Akron’s racist past is part of what severely damaged many Black communities in America, interstate construction. Just like Miami, Chicago, Los Angeles and more, the construction of highways — designed to help mostly white suburbanites get in and out of the city faster — displaced residents, destroyed property values and ruined businesses. In Akron, however, there’s another twist to the story. Construction of the highway, the Innerbelt, was never completed. It lasted until 1987 and turned out to be $300 million wasted in a city that was in the middle of its No. 1 source of industry, rubber production, dying. The Innerbelt, along with three other urban renewal projects near downtown, displaced 3,197 households and forced 100 businesses to close, per the Akron Beacon-Journal.

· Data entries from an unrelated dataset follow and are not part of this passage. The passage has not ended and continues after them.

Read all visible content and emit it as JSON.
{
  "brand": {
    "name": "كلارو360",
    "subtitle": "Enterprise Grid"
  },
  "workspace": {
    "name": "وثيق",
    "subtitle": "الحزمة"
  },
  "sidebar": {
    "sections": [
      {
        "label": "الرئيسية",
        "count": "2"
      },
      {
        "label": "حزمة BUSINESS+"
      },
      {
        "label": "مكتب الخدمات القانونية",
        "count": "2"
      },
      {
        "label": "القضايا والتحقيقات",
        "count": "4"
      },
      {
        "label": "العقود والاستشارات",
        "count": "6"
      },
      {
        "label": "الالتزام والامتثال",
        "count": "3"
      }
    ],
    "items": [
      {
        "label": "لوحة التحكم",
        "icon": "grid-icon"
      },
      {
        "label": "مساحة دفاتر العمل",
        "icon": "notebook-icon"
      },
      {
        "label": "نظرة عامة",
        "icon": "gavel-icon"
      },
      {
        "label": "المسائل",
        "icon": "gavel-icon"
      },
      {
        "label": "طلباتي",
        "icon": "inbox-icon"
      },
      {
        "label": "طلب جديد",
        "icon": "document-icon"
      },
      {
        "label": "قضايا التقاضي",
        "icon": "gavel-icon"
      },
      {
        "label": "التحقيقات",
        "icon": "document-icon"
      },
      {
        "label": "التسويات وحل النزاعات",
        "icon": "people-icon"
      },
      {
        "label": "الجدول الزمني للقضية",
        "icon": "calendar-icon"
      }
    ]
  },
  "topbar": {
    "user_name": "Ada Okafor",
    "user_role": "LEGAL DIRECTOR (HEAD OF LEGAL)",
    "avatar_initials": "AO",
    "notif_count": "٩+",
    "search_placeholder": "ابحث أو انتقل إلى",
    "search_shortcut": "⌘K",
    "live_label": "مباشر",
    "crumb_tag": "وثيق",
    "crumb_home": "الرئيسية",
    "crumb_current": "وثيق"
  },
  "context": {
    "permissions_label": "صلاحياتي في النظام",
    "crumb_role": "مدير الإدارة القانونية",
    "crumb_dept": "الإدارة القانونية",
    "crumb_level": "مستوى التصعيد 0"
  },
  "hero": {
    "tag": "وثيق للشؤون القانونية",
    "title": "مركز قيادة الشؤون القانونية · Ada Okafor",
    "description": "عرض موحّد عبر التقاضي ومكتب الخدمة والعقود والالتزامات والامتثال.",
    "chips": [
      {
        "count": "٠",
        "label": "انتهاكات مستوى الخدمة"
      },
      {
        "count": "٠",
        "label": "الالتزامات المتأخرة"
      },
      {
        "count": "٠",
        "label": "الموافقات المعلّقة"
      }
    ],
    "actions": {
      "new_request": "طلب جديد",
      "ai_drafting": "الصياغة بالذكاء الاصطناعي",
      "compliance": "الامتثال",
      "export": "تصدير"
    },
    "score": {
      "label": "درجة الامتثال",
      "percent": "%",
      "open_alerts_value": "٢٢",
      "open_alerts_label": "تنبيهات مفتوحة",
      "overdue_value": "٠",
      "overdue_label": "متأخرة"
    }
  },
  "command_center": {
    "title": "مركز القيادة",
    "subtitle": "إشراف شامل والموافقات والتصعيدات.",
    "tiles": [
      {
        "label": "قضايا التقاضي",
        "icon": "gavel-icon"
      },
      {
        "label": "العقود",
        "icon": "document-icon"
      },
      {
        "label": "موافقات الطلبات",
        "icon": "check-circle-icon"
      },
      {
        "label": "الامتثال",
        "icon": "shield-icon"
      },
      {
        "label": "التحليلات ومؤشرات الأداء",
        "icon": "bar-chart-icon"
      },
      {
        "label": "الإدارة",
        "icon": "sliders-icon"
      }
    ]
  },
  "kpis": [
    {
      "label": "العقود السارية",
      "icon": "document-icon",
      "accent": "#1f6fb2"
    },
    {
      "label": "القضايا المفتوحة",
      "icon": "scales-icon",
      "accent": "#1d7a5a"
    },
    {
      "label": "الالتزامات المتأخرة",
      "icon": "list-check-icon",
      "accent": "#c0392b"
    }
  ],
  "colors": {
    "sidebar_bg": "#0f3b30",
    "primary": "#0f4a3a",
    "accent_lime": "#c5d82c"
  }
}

This might have something to do with James, in the fourth grade, missing around 100 days of school, and moving possibly six times. And for those who think segregation was a lifetime ago, Brown vs. Board of Education passed in 1954, but Wilmington schools didn’t desegregate until 1968. According to Roland Lazenby’s biography about Jordan, the elementary schools didn’t desegregate until 1971, which means one of the most famous people to ever walk the earth, and is not yet 60 years old, has attended segregated schools.

Today, both men appear to have won at life with Jordan owning an NBA franchise and worth more money than the owner of the team he played for, the Chicago Bulls, and James’ production company, named after the apartment complex he lived in during high school, is worth over $700 million. But for those two astronomical success stories, a Black man allegedly fires one shot out of a car during a police chase, not directed at any of the officers, and is met with a hail of gunfire from eight uniforms a mere seconds after fleeing from his vehicle. A white man allegedly kills six people at a suburban parade, or 10 Black people at a grocery store, and will get to have their days in court.

James and Jordan are billionaires and the two best basketball players to ever lace up Nikes or any other shoe. Much of the similarities stop there. They didn’t play at the same time and their games are completely different. They come from different parts of America and their personalities are apples and oranges. What they mostly have in common, however, is the journey they were forced to take in hostile territory simply because of the color of their skin.